Archived-At: <https://mailarchive.ietf.org/arch/msg/cfrg/-ItMSHy-y1B8chTROAMIxTgsl-Q>
Subject: Re: [Cfrg] My thoughts on randomized signature generation
X-BeenThere: cfrg@irtf.org
X-Mailman-Version: 2.1.29
Precedence: list
List-Id: Crypto Forum Research Group <cfrg.irtf.org>
List-Unsubscribe: <https://www.irtf.org/mailman/options/cfrg>, <mailto:cfrg-request@irtf.org?subject=unsubscribe>
List-Archive: <https://mailarchive.ietf.org/arch/browse/cfrg/>
List-Post: <mailto:cfrg@irtf.org>
List-Help: <mailto:cfrg-request@irtf.org?subject=help>
List-Subscribe: <https://www.irtf.org/mailman/listinfo/cfrg>, <mailto:cfrg-request@irtf.org?subject=subscribe>
X-List-Received-Date: Mon, 11 May 2020 17:44:33 -0000

On Fri, May 8, 2020 at 10:33 AM Sofía Celi <cherenkov@riseup.net> wrote:

> Hi, Watson and list,
>
> Thanks so much for sending this.
>
> I agree with Watson on the problems that this will introduce, and that
> this have to be taken into account carefully.
>
> I'll also like to raise some doubts around introducing this for RFC8032.
> That RFC specifies already certain security recommendations for
> side-channel leaks and as well as randomness considerations in what
> seems to concern the RFC. The RFC seems also to concern only about the
> algorithm itself, and just expects the private key to be
> cryptographically secure random data, following RFC4086. I haven't
> correctly reviewed RFC4086, but maybe this can be the place to correctly
> define the requirements for randomness, specifically for IoT deployments.
>

Correctly stated, the requirement is for unguessability, not randomness.

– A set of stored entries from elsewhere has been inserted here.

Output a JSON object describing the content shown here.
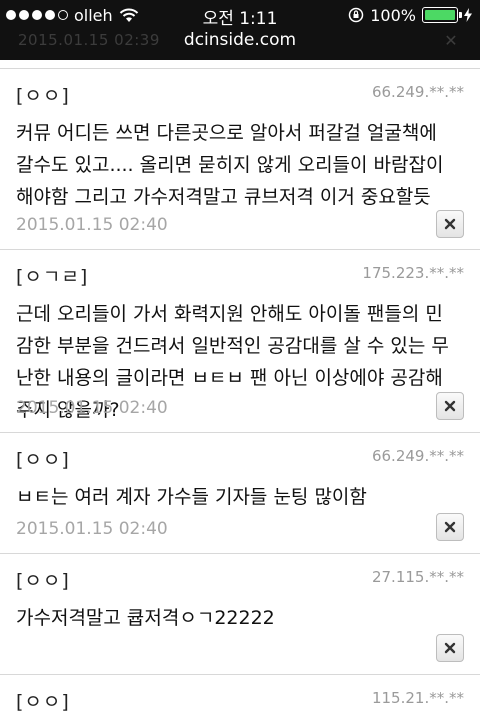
{
  "status_bar": {
    "carrier": "olleh",
    "time": "오전 1:11",
    "battery": "100%"
  },
  "url_bar": {
    "domain": "dcinside.com"
  },
  "ghost_row": {
    "date": "2015.01.15 02:39"
  },
  "comments": [
    {
      "author": "[ㅇㅇ]",
      "ip": "66.249.**.**",
      "text": "커뮤 어디든 쓰면 다른곳으로 알아서 퍼갈걸 얼굴책에 갈수도 있고.... 올리면 묻히지 않게 오리들이 바람잡이 해야함 그리고 가수저격말고 큐브저격 이거 중요할듯",
      "date": "2015.01.15 02:40"
    },
    {
      "author": "[ㅇㄱㄹ]",
      "ip": "175.223.**.**",
      "text": "근데 오리들이 가서 화력지원 안해도 아이돌 팬들의 민감한 부분을 건드려서 일반적인 공감대를 살 수 있는 무난한 내용의 글이라면 ㅂㅌㅂ 팬 아닌 이상에야 공감해주지 않을까?",
      "date": "2015.01.15 02:40"
    },
    {
      "author": "[ㅇㅇ]",
      "ip": "66.249.**.**",
      "text": "ㅂㅌ는 여러 계자 가수들 기자들 눈팅 많이함",
      "date": "2015.01.15 02:40"
    },
    {
      "author": "[ㅇㅇ]",
      "ip": "27.115.**.**",
      "text": "가수저격말고 큡저격ㅇㄱ22222",
      "date": ""
    },
    {
      "author": "[ㅇㅇ]",
      "ip": "115.21.**.**",
      "text": "",
      "date": ""
    }
  ]
}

That it is random is a necessary but not sufficient condition. It is the
unguessable part that is hard.

One approach that I think lends itself very well is to make use of a KDF
over a device specific secret with the salt input including a counter
value. But for robustness, I would also want a value depending on the key
pair, the purported date time, etc. etc.


At the end of the day, if the attacker knows the initial internal state of
the device and all the communications between the device and the outside
world, they are going to be able to emulate that device.